(26) DrômePoët Laval Jazz

22/07/2022 – Michel Fernandez Quartet au Poët Laval Jazz/s Festival

Avec le Magnetic Orchestra, le saxophoniste Michel Fernandez a trouvé la formation avec laquelle se développe la synergie dont rêvent beaucoup de musiciens et que peu ont la chance de rencontrer. La symbiose prend tout son sens pour qui a connu l’un et les autres séparément et assiste à un de leurs concerts. Vous l’aurez compris, dans cette formation, Magnetic Orchestra n’est pas seulement une rythmique qui accompagne un soliste, et réciproquement.

Le concert est centré sur les dernières compositions du quartet, fraîchement enregistrées et gravées sur un album, pour une sortie prévue au mois de septembre. Saxophoniste et contrebassiste arborent fièrement des couleurs africaines, qui donnent le ton, dans lequel ils s’engouffrent dès le premier morceau : Bird Boy. François Gallix marque le terrain avec une ritournelle en intro qui se répètera inlassablement jusqu’à la fin du morceau. C’est rude, c’est brut, c’est sauvage et indomptable. Nicolas Serret assure un feu continu derrière sa batterie, Benoît Thévenot plaque ses accords sur le piano en une cadence impeccable et sophistiquée. Le sax soprano survole le tout, transcendé par cette ambiance harmonique et rythmique.

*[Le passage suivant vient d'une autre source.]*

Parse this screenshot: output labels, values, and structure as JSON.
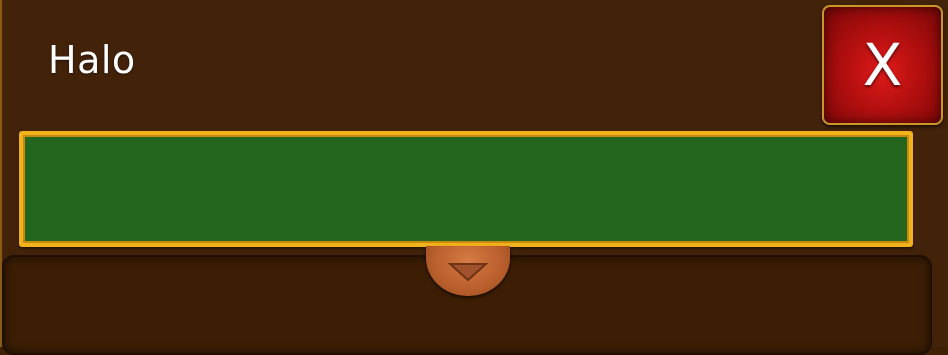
{
  "dialog": {
    "title": "Halo",
    "close_label": "X",
    "name_input_value": "",
    "colors": {
      "background": "#43220a",
      "input_fill": "#25661f",
      "input_border": "#f2b21c",
      "close_button": "#b20f0f",
      "knob": "#b85e2d"
    }
  },
  "icons": {
    "dropdown": "chevron-down-icon",
    "close": "close-icon"
  }
}
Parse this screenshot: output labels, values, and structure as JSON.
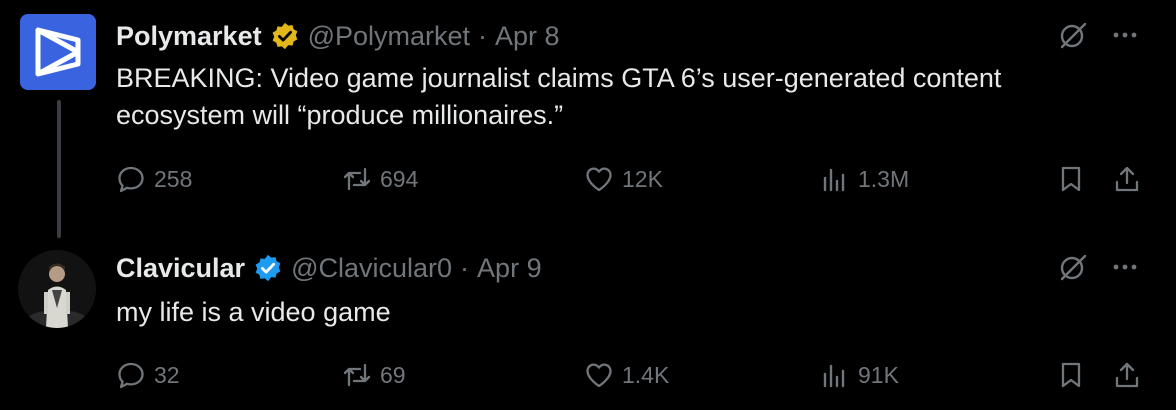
{
  "tweets": [
    {
      "name": "Polymarket",
      "handle": "@Polymarket",
      "separator": "·",
      "date": "Apr 8",
      "badge_color": "#e2b719",
      "text": "BREAKING: Video game journalist claims GTA 6’s user-generated content ecosystem will “produce millionaires.”",
      "stats": {
        "replies": "258",
        "retweets": "694",
        "likes": "12K",
        "views": "1.3M"
      },
      "avatar_icon": "polymarket-logo"
    },
    {
      "name": "Clavicular",
      "handle": "@Clavicular0",
      "separator": "·",
      "date": "Apr 9",
      "badge_color": "#1d9bf0",
      "text": "my life is a video game",
      "stats": {
        "replies": "32",
        "retweets": "69",
        "likes": "1.4K",
        "views": "91K"
      },
      "avatar_icon": "profile-photo"
    }
  ],
  "icons": {
    "grok": "grok-icon",
    "more": "more-icon",
    "reply": "reply-icon",
    "retweet": "retweet-icon",
    "like": "heart-icon",
    "views": "views-icon",
    "bookmark": "bookmark-icon",
    "share": "share-icon"
  },
  "colors": {
    "background": "#000000",
    "text": "#e7e9ea",
    "muted": "#71767b",
    "thread_line": "#3a3d41",
    "polymarket_blue": "#3a63e0"
  }
}
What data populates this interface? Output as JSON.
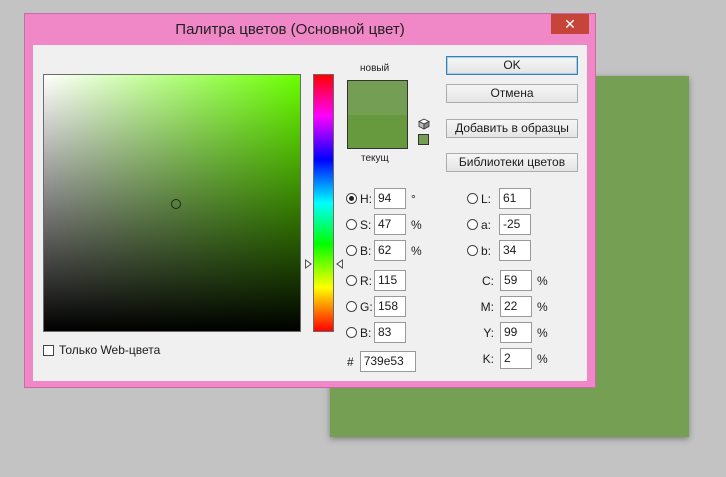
{
  "dialog": {
    "title": "Палитра цветов (Основной цвет)",
    "close_glyph": "✕"
  },
  "colors": {
    "new": "#739e53",
    "current": "#679a3e",
    "background_document": "#75a054"
  },
  "preview": {
    "new_label": "новый",
    "current_label": "текущ"
  },
  "buttons": {
    "ok": "OK",
    "cancel": "Отмена",
    "add_to_swatches": "Добавить в образцы",
    "color_libraries": "Библиотеки цветов"
  },
  "webonly": {
    "label": "Только Web-цвета",
    "checked": false
  },
  "hsb": {
    "h": {
      "label": "H:",
      "value": "94",
      "unit": "°",
      "selected": true
    },
    "s": {
      "label": "S:",
      "value": "47",
      "unit": "%"
    },
    "b": {
      "label": "B:",
      "value": "62",
      "unit": "%"
    }
  },
  "rgb": {
    "r": {
      "label": "R:",
      "value": "115"
    },
    "g": {
      "label": "G:",
      "value": "158"
    },
    "b": {
      "label": "B:",
      "value": "83"
    }
  },
  "lab": {
    "l": {
      "label": "L:",
      "value": "61"
    },
    "a": {
      "label": "a:",
      "value": "-25"
    },
    "b": {
      "label": "b:",
      "value": "34"
    }
  },
  "cmyk": {
    "c": {
      "label": "C:",
      "value": "59",
      "unit": "%"
    },
    "m": {
      "label": "M:",
      "value": "22",
      "unit": "%"
    },
    "y": {
      "label": "Y:",
      "value": "99",
      "unit": "%"
    },
    "k": {
      "label": "K:",
      "value": "2",
      "unit": "%"
    }
  },
  "hex": {
    "label": "#",
    "value": "739e53"
  }
}
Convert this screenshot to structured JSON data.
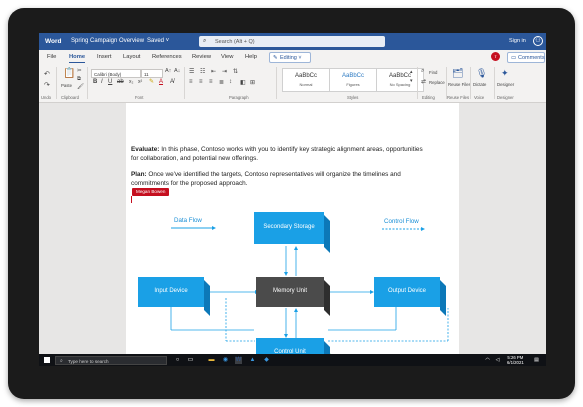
{
  "titlebar": {
    "app_name": "Word",
    "doc_title": "Spring Campaign Overview",
    "saved_status": "Saved ˅",
    "search_placeholder": "Search (Alt + Q)",
    "sign_in": "Sign in"
  },
  "tabs": [
    "File",
    "Home",
    "Insert",
    "Layout",
    "References",
    "Review",
    "View",
    "Help"
  ],
  "mode_button": "Editing ˅",
  "comments_button": "Comments",
  "ribbon": {
    "undo_label": "Undo",
    "paste_label": "Paste",
    "clipboard_label": "Clipboard",
    "font_name": "Calibri (Body)",
    "font_size": "11",
    "font_label": "Font",
    "paragraph_label": "Paragraph",
    "styles": [
      {
        "preview": "AaBbCc",
        "name": "Normal"
      },
      {
        "preview": "AaBbCc",
        "name": "Figures"
      },
      {
        "preview": "AaBbCc",
        "name": "No Spacing"
      }
    ],
    "styles_label": "Styles",
    "find_label": "Find",
    "replace_label": "Replace",
    "editing_label": "Editing",
    "reuse_files_label": "Reuse Files",
    "dictate_label": "Dictate",
    "voice_label": "Voice",
    "designer_label": "Designer"
  },
  "document": {
    "para1_bold": "Evaluate:",
    "para1_line1": " In this phase, Contoso works with you to identify key strategic alignment areas, opportunities",
    "para1_line2": "for collaboration, and potential new offerings.",
    "para2_bold": "Plan:",
    "para2_line1": " Once we've identified the targets, Contoso representatives will organize the timelines and",
    "para2_line2": "commitments for the proposed approach.",
    "collaborator_name": "Megan Bowen"
  },
  "diagram": {
    "data_flow_label": "Data Flow",
    "control_flow_label": "Control Flow",
    "secondary_storage": "Secondary Storage",
    "input_device": "Input Device",
    "memory_unit": "Memory Unit",
    "output_device": "Output Device",
    "control_unit": "Control Unit"
  },
  "taskbar": {
    "search_placeholder": "Type here to search",
    "time": "5:26 PM",
    "date": "6/1/2021"
  },
  "colors": {
    "word_blue": "#2b579a",
    "box_blue": "#1aa0e6",
    "memory_gray": "#4b4b4b",
    "collaborator_red": "#c50f1f"
  }
}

Le thème de Xongli est exposé à l’unisson par le sax ténor et le piano. Cadence impaire, sonorités moyen-orientales, ligne de basse envoûtante, assurément nous sommes dans le désert, âpre, rocailleux, aux couleurs enflammées. Michel Fernandez explore toute la tessiture de son instrument, alternant harmonies mélodieuses et dissonances débridées. Le chorus de Benoît Thevenot continue dans ces évocations abruptes ; la main gauche accompagne la droite tantôt par accords bien sentis, tantôt à l’unisson. Les figures sont malaxées, triturées, décalées sur des intervalles insolites. Puis vient le tour de la batterie pour un chorus qui fait chanter les toms et rugir les cymbales. La reprise se fait à l’archet sur la contrebasse ; les deux pieds bien ancrés dans le sol, Michel Fernandez déploie sur ces vibrations profondes une mélopée solide et chantante, avec nappes d’accords au piano et soutient discret de la batterie.

Le voyage continue en traversant l’Atlantique avec Hypno Tango, qui démarre bien comme un tango. C’est dans les chorus que ça part en vrille : on commence par doubler la cadence, on dérape sur une salsa, on grimpe encore la cadence. C’est magnétique, hypnotique. Michel Fernandez attend patiemment de pouvoir reprendre la parole pour un retour salvateur au tango.

La Forêt de Bougarabou nous ramène en Afrique. Le thème sent le Cameroun, les chorus sont l’occasion de montrer qu’une seule note suffit pour un accompagnement : déclinée à l’octave, au demi-ton, longue, rythmée, entrecoupée de brèves bribes de walking-bass, … on peut en faire des choses avec une seule note !!! à condition d’y mettre de l’énergie, et ça, François Gallix n’en manque pas.

Le seul standard du set sera Réflexion, du grand Thelonious Monk, magnifiquement servi par une intro magistrale au piano. Surfant sur une palette sonore que n’auraient pas renié Debussy ou Satie, Benoît Thevenot nous emmène loin, très loin dans notre imaginaire. L’arrivée du thème prolonge cette ambiance éthérée. Le morceau se termine par un chorus de contrebasse tout en sensualité.

Alhambra s’inspire de l’Espagne, et nous fait ressentir à quel point les influences arabes ont marqué la musique de ce pays. Sobre, aux mailloches, le chorus de batterie est accompagné par les percussions à la main sur le corps de la contrebasse. Instant suspendu avant For Bobby Few, hommage à l’un des piliers du free-jazz des années 60-70. Jeu percussif à tous les étages, dissonances calculées, socle de basse comme une lame de fond, c’est comme si on y était.

Après une longue intro à l’archet puis en pizzicatto, où François Gallix nous révèle tous ses talents d’improvisateur, La Déchirure est on ne peut pas mieux nommée. Surprenant !

Le concert se termine dans les Caraïbes, avec un calypso qui remet les neurones en ordre.

Plus que jamais, la musique est affaire de rencontres ; certaines transcendent les talents.